Salta cuenta con una ley, relativamente nueva, que prohíbe fumar en espacios públicos cerrados, y ahora se suma la ordenanza que sancionaron (aunque todavía no fue promulgada) los ediles del municipio capitalino y que prohíbe a los locales de comida colocar saleros en las mesas.
Ambas disposiciones marcan una nueva y desconocida orientación legislativa en materia de salud.
En sentido contrario a estas opiniones, hay quienes sostienen que el Estado no tiene por qué decidir sobre aspectos de la vida privada y que no evalúan lo que para cada comercio significa restringirle al consumidor gustos de toda la vida.
“Creo que el Estado no tiene que meterse en cuánta sal come cada uno. Una cosa es que se impida fumar, es entendible porque perjudicás al otro. Pero respecto a cuánta sal consume uno, no entiendo la necesidad de entrometerse en algo tan personal como el gusto”, explicó Claudio, mientras ingresaba a un restaurante en la plaza 9 de Julio.
La jefa del Programa de Nutrición Institucional del hospital Oñativia, Rita Baragiola, sostiene que este tipo de legislaciones está orientado a la prevención.
“Se trata de educar a la población en el consumo de sodio, pero tiene que ir acompañada de campañas educativas. Hay que trabajar más para prevenir, en lugar de curar”, indicó Baragiola.
En el presupuesto 2012 el Gobierno nacional prevé el envío de $65 millones para Salta en concepto de programas de salud. De ese monto, solo $572 mil están destinados a programas de prevención y control de enfermedades y riesgos específicos.
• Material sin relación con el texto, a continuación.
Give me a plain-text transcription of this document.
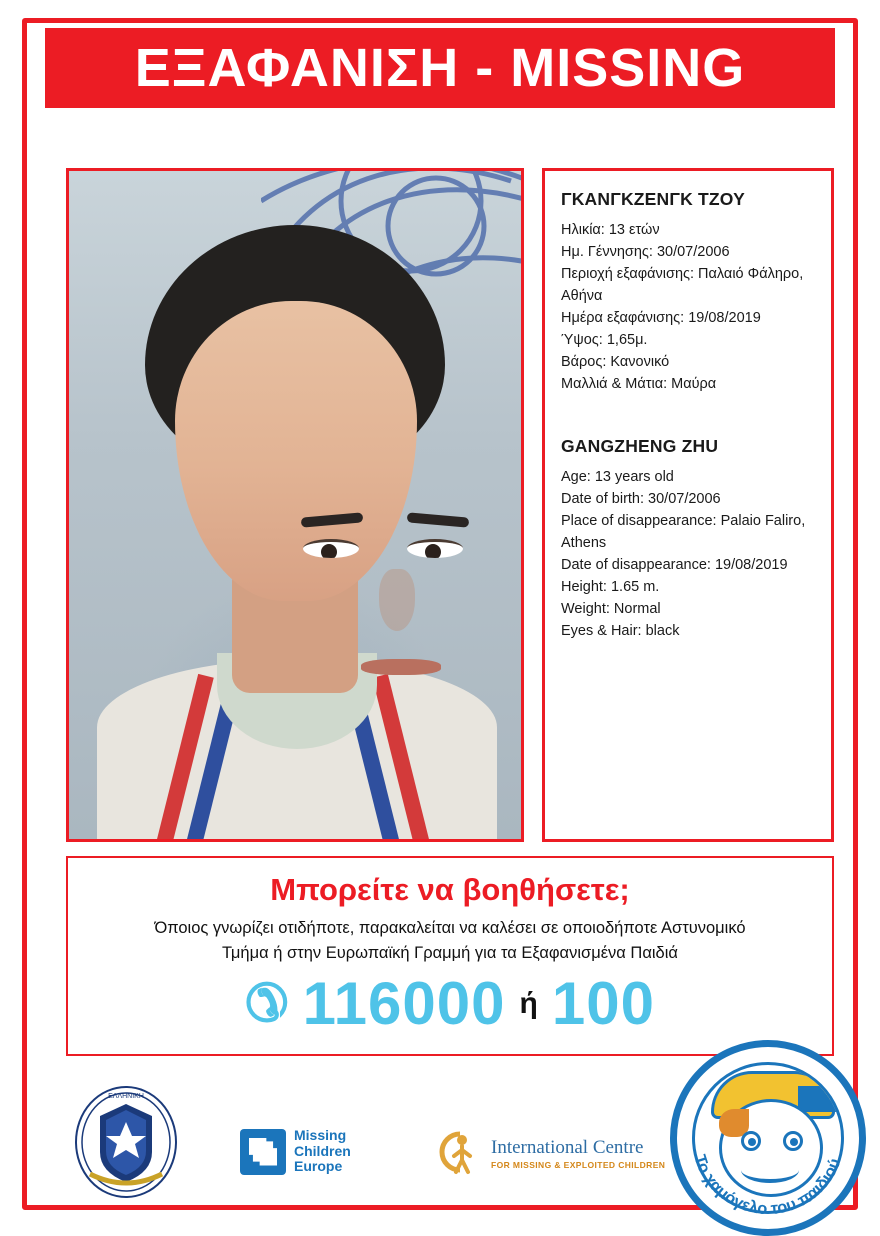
ΕΞΑΦΑΝΙΣΗ - MISSING
ΓΚΑΝΓΚΖΕΝΓΚ ΤΖΟΥ
Ηλικία: 13 ετών
Ημ. Γέννησης: 30/07/2006
Περιοχή εξαφάνισης: Παλαιό Φάληρο,
Αθήνα
Ημέρα εξαφάνισης: 19/08/2019
Ύψος: 1,65μ.
Βάρος: Κανονικό
Μαλλιά & Μάτια: Μαύρα
GANGZHENG ZHU
Age: 13 years old
Date of birth: 30/07/2006
Place of disappearance: Palaio Faliro,
Athens
Date of disappearance: 19/08/2019
Height: 1.65 m.
Weight: Normal
Eyes & Hair: black
Μπορείτε να βοηθήσετε;
Όποιος γνωρίζει οτιδήποτε, παρακαλείται να καλέσει σε οποιοδήποτε Αστυνομικό
Τμήμα ή στην Ευρωπαϊκή Γραμμή για τα Εξαφανισμένα Παιδιά
✆ 116000 ή 100
ΕΛΛΗΝΙΚΗ
Missing
Children
Europe
International Centre
FOR MISSING & EXPLOITED CHILDREN Το χαμόγελο του παιδιού
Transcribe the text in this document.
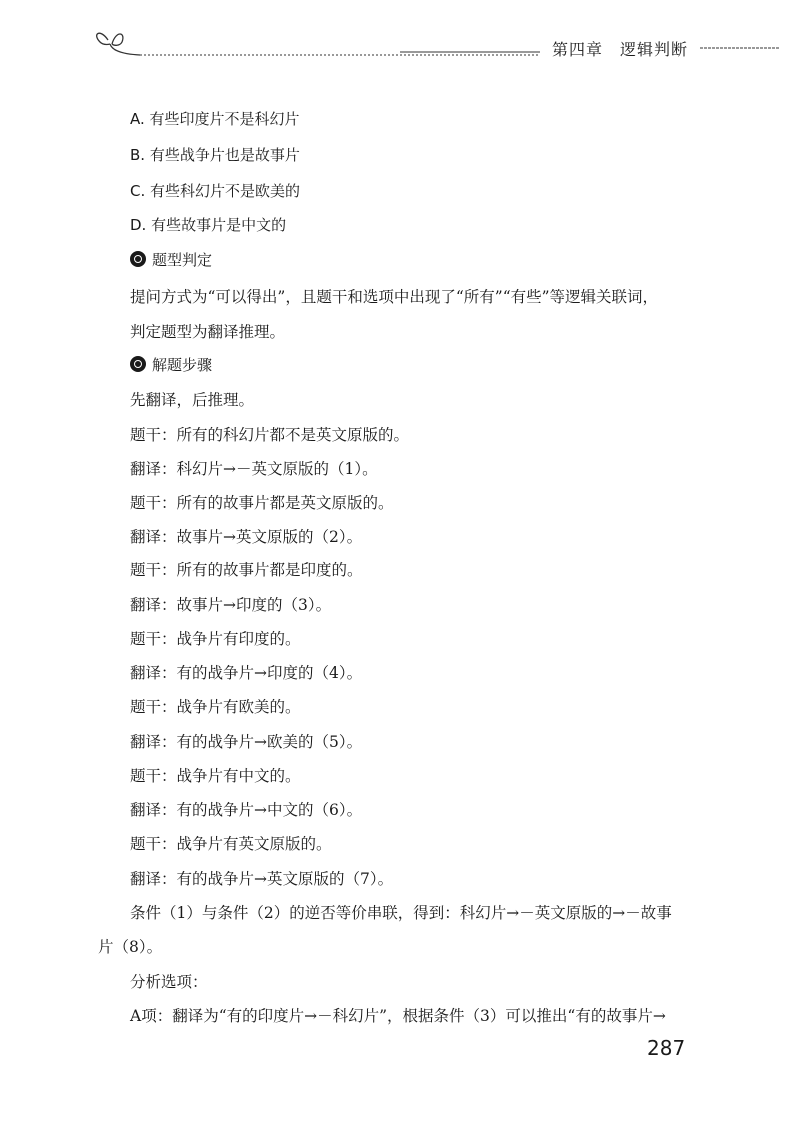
第四章　逻辑判断
A. 有些印度片不是科幻片
B. 有些战争片也是故事片
C. 有些科幻片不是欧美的
D. 有些故事片是中文的
题型判定
提问方式为“可以得出”，且题干和选项中出现了“所有”“有些”等逻辑关联词，
判定题型为翻译推理。
解题步骤
先翻译，后推理。
题干：所有的科幻片都不是英文原版的。
翻译：科幻片→－英文原版的（1）。
题干：所有的故事片都是英文原版的。
翻译：故事片→英文原版的（2）。
题干：所有的故事片都是印度的。
翻译：故事片→印度的（3）。
题干：战争片有印度的。
翻译：有的战争片→印度的（4）。
题干：战争片有欧美的。
翻译：有的战争片→欧美的（5）。
题干：战争片有中文的。
翻译：有的战争片→中文的（6）。
题干：战争片有英文原版的。
翻译：有的战争片→英文原版的（7）。
条件（1）与条件（2）的逆否等价串联，得到：科幻片→－英文原版的→－故事
片（8）。
分析选项：
A项：翻译为“有的印度片→－科幻片”，根据条件（3）可以推出“有的故事片→
287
“Para los cardiólogos, la ley 100% libre de humo fue un gran avance y seguramente todos están a favor de que se saquen los saleros de las mesas”, expresó la especialista en cardiología, Narcisa Gutiérrez.
En Argentina, la Universidad Nacional de Buenos Aires estimó que alrededor de 16 de cada 100 muertes se producen por el cigarrillo, y unas 40.000 personas mueren por año.
Economía para Salud
Para el sistema sanitario argentino, las enfermedades derivadas de la hipertensión, como los accidentes cerebro vasculares (ACV) y las que se originan como consecuencia del tabaquismo, representan costos altísimos desde un punto de vista social y económico. La primera implica erogaciones que superan los $100 millones de dólares por año en el país. Hoy, los avances tecnológicos le permiten a la persona que padece una enfermedad riesgosa poder vivir más años. Ello la convierte en un paciente crónico y el Estado carga con los costos por más tiempo, según explican especialistas en prevención.
“Al Estado le conviene hacer prevención para evitar excesivos gastos en el área de Salud”, explicó Gutiérrez. La especialista en enfermedades cardíacas agregó: “El 30 % de la población en Salta es hipertensa y el 21% tiene diabetes”.